The women who aren’t able to afford time off work, transportation, or the financial cost of prenatal appointments are often already at higher risk of health problems during pregnancy, and lack of prenatal care only adds to the burden. A 2020 report by March of Dimes found that 7 million US women of childbearing age live in maternity care “deserts” or in areas without ready access to the specialists they need; in some rural counties, hospitals without obstetricians on staff may even turn away women in labor.

From Severino Wynn’s perspective, the medical system is failing these people. “Historically, hospitals and providers used this term of ‘noncompliance’ to describe people who don’t come in for prenatal care,” she says. “There’s been a movement afoot to just throw that term out the window because at the end of the day, we are not set up for people to be able to take care of themselves.” Missing prenatal care appointments can result in higher risk to the mother and baby.

Morgan, whose second pregnancy was with twins and was classified as higher risk, estimates that she spent 10 hours a week at, or in transit to and from, medical appointments. She describes how, given her issues with heart palpitations and fainting, her doctor wrote a note stating that it was medically unsafe for her to be required to stand, and asking for her workplace to provide accommodations. Despite the fact that pregnant people are legally recognized as a protected class and entitled to reasonable accommodations under the Americans with Disabilities Act, her retail workplace refused.
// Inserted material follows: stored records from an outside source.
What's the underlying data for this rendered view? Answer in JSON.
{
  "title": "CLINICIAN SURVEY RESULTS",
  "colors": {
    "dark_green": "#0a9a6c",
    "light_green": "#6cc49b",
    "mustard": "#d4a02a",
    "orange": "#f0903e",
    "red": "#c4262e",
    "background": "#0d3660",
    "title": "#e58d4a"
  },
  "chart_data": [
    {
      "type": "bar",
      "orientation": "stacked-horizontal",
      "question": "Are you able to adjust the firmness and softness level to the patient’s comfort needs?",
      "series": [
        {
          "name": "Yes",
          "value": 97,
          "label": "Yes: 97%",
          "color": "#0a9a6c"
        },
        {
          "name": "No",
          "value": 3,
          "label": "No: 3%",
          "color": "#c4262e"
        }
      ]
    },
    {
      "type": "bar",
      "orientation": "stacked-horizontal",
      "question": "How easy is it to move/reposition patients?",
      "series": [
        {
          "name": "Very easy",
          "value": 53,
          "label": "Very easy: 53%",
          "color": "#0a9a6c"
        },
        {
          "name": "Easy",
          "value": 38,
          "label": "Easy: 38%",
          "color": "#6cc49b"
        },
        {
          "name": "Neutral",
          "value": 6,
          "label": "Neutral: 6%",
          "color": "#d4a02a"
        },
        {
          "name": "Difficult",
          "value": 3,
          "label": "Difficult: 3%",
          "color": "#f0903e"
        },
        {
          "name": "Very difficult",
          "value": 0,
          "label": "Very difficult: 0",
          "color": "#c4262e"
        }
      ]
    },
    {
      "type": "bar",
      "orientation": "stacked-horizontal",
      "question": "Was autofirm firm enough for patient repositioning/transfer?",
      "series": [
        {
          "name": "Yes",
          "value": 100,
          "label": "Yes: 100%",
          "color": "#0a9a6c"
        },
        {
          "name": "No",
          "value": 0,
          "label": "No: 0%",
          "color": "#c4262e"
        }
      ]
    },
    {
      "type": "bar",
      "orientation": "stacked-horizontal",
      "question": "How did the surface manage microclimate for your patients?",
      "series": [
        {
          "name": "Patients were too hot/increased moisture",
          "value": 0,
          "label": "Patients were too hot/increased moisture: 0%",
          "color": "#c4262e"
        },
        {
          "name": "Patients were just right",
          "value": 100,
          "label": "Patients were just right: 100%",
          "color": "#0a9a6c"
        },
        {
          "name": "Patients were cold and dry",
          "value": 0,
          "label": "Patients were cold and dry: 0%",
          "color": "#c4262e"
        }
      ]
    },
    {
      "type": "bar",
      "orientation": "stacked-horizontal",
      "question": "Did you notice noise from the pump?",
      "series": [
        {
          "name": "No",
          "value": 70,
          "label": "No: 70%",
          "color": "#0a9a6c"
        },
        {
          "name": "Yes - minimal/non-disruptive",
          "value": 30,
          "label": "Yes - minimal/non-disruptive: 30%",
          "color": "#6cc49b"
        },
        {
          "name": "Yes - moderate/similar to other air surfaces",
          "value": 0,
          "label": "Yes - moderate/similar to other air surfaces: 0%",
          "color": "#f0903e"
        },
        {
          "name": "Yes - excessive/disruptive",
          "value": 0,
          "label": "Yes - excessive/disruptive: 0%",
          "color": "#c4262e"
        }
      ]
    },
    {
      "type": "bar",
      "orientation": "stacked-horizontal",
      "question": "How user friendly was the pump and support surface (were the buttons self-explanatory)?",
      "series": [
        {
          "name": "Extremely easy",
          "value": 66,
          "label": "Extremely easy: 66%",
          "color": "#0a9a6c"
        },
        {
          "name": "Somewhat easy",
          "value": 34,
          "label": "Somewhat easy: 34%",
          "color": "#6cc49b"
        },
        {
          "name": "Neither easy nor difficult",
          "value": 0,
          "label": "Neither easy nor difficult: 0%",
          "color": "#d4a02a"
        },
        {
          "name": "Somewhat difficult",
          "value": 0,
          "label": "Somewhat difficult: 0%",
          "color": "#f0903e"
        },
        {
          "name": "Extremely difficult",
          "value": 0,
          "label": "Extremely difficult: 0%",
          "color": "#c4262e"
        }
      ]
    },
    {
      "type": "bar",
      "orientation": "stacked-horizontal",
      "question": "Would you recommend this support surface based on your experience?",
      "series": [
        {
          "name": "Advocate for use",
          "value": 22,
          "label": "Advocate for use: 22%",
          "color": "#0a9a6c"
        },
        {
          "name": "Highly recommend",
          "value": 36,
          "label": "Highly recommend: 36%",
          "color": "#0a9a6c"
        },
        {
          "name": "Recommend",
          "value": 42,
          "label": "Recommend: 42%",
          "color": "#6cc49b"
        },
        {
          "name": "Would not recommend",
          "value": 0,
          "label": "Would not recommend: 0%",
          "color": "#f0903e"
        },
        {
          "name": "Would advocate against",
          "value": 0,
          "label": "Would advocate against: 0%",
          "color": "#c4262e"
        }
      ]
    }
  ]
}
Illegal pregnancy discrimination affects thousands of workers every year.

As with so many other health issues that primarily affect women, pregnancy can be neglected by the medical community — for example, when pregnant people are excluded from clinical trials, as they often are, drug safety for the fetus is left unclear, which can cause women to avoid necessary treatments out of fear. Pregnant people can also run into problems when doctors fail to take their concerns seriously, both during and after a pregnancy.

Morgan, after her twins were born, continued to have health issues, but it wasn’t until five years later that she was diagnosed with an autoimmune condition. She feels that doctors were often condescending toward her. “I appreciate they’d gone to medical school and they’ve gotten the requisite training to be able to diagnose and treat me properly,” she says. “But at the same time, I’ve lived in my own body for 38 years. I know when something doesn’t feel right, I know when things are outside the norm, and I should be given more of a say.”

There are other policy changes that could help those in this situation: greater access to prenatal care, programs to support pregnant people in precarious life circumstances, and stronger enforcement of their existing legal rights and protections in the workplace. But ultimately, nothing will alter the fact that pregnancy is a serious medical ordeal with lasting effects, even when all goes according to plan, which is far from guaranteed. Women, who have the most context on their own lives, and judge that carrying a pregnancy to term would be damaging to their lives and future plans are often going to be right. The Dobbs verdict, in taking away the option of abortion, will inevitably end up condemning thousands to suffering through these consequences largely against their will.

Correction, July 19, 3:20 pm: A previous version of this article misstated the number of US women living in maternity care “deserts,” meaning areas with no access to maternity care.